George Mundstock’s 9th installment (August 2, www.discourse.net) in “US Taxation of Multinationals” goes after corporate inversions. Recommened reading also includes the prior eight installments as George is excellent. Earlier, I noted his July 19 piece on ETI “Leave No Corporation Behind”, which preceded US Taxation of Multinationals. For now, let me pass along part of his July 30 piece called “Kerry, Exporting Jobs, and Taxes”:

There is an important point in the Kerry website note: The US respecting foreign subsidiaries rewards outsourcing. By “outsourcing,” I mean a US business having an independent foreign business provide goods or services for the US business that, historically, the US business provided for itself. To the extent that (i) the independent foreign business is in a low-tax country and, this may be unlikely, (ii) those low taxes are reflected in lower prices from the foreign business, little can be done to reduce the US tax incentive to export. But, under current law, outsourcing makes it easier to move the extra profit in a multinational — which, in this context, most would view as profit attributable to non-asset intangible value, like know-how and non-patented technology — outside the reach of an immediate, full US tax. Kerry’s proposal to look through foreign subsidiaries would get at this incentive to outsource.

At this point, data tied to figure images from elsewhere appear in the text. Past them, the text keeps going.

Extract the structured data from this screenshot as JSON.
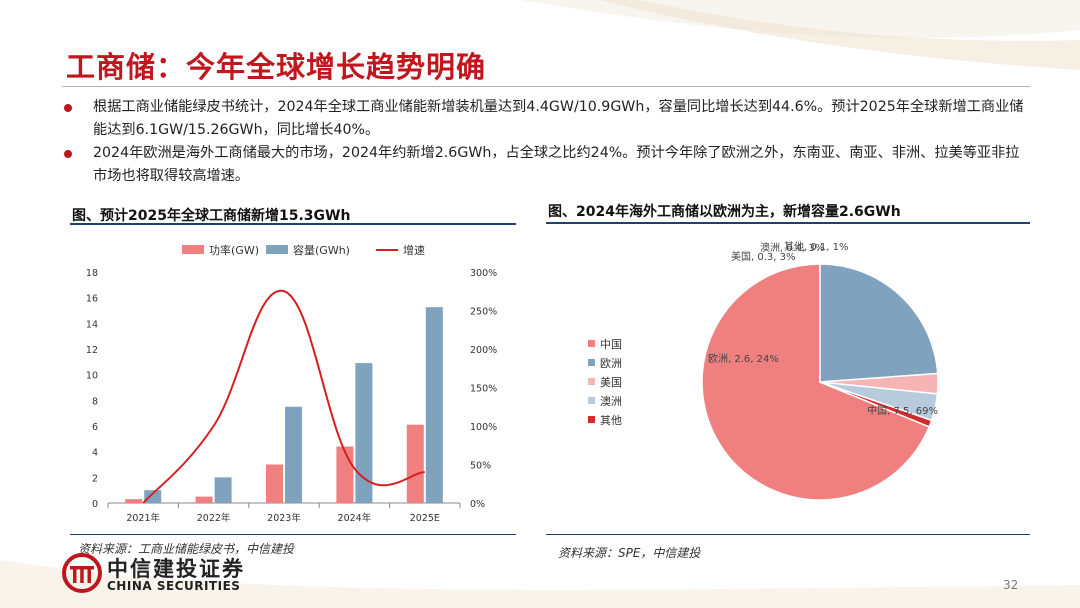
{
  "header": {
    "title": "工商储：今年全球增长趋势明确"
  },
  "bullets": [
    "根据工商业储能绿皮书统计，2024年全球工商业储能新增装机量达到4.4GW/10.9GWh，容量同比增长达到44.6%。预计2025年全球新增工商业储能达到6.1GW/15.26GWh，同比增长40%。",
    "2024年欧洲是海外工商储最大的市场，2024年约新增2.6GWh，占全球之比约24%。预计今年除了欧洲之外，东南亚、南亚、非洲、拉美等亚非拉市场也将取得较高增速。"
  ],
  "colors": {
    "brand_red": "#c0161e",
    "power": "#f08080",
    "capacity": "#7fa3bf",
    "growth": "#d61f1f",
    "rule": "#1e3f73"
  },
  "left_figure": {
    "title": "图、预计2025年全球工商储新增15.3GWh",
    "source": "资料来源：工商业储能绿皮书，中信建投"
  },
  "right_figure": {
    "title": "图、2024年海外工商储以欧洲为主，新增容量2.6GWh",
    "source": "资料来源：SPE，中信建投"
  },
  "chart_data": [
    {
      "type": "bar",
      "categories": [
        "2021年",
        "2022年",
        "2023年",
        "2024年",
        "2025E"
      ],
      "series": [
        {
          "name": "功率(GW)",
          "type": "bar",
          "values": [
            0.3,
            0.5,
            3.0,
            4.4,
            6.1
          ]
        },
        {
          "name": "容量(GWh)",
          "type": "bar",
          "values": [
            1.0,
            2.0,
            7.5,
            10.9,
            15.26
          ]
        },
        {
          "name": "增速",
          "type": "line",
          "axis": "right",
          "values": [
            0.0,
            100,
            275,
            45,
            40
          ]
        }
      ],
      "y_left": {
        "min": 0,
        "max": 18,
        "ticks": [
          "0",
          "2",
          "4",
          "6",
          "8",
          "10",
          "12",
          "14",
          "16",
          "18"
        ]
      },
      "y_right": {
        "min": 0,
        "max": 300,
        "ticks": [
          "0%",
          "50%",
          "100%",
          "150%",
          "200%",
          "250%",
          "300%"
        ]
      },
      "legend": "top"
    },
    {
      "type": "pie",
      "labels": [
        "中国",
        "欧洲",
        "美国",
        "澳洲",
        "其他"
      ],
      "values": [
        7.5,
        2.6,
        0.3,
        0.4,
        0.1
      ],
      "percents": [
        69,
        24,
        3,
        3,
        1
      ],
      "colors": [
        "#f08080",
        "#7fa3bf",
        "#f5b5b5",
        "#b8cbdc",
        "#d42a2a"
      ],
      "slice_labels": [
        "中国, 7.5, 69%",
        "欧洲, 2.6, 24%",
        "美国, 0.3, 3%",
        "澳洲, 0.4, 3%",
        "其他, 0.1, 1%"
      ],
      "legend": "left"
    }
  ],
  "footer": {
    "logo_cn": "中信建投证券",
    "logo_en": "CHINA SECURITIES",
    "page": "32"
  }
}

It is important to note that full look-through does not eliminate all incentives to move offshore. Most obviously, there still are problems from the averaging of foreign tax rates for purposes of the limit on the foreign tax credit. (This was discussed in an earlier post.) For example, a US business with operations primarily in high-tax countries still will be able to avoid all tax on some item of US income by moving the US income to a law-tax jurisdiction. Similarly, a US business with operations primarily in low-tax jurisdictions can move US income to a high-tax jurisdiction at no extra tax cost. These problems will be worse once the ETI bills become law, as they cut back on the 1986 restrictions on averaging.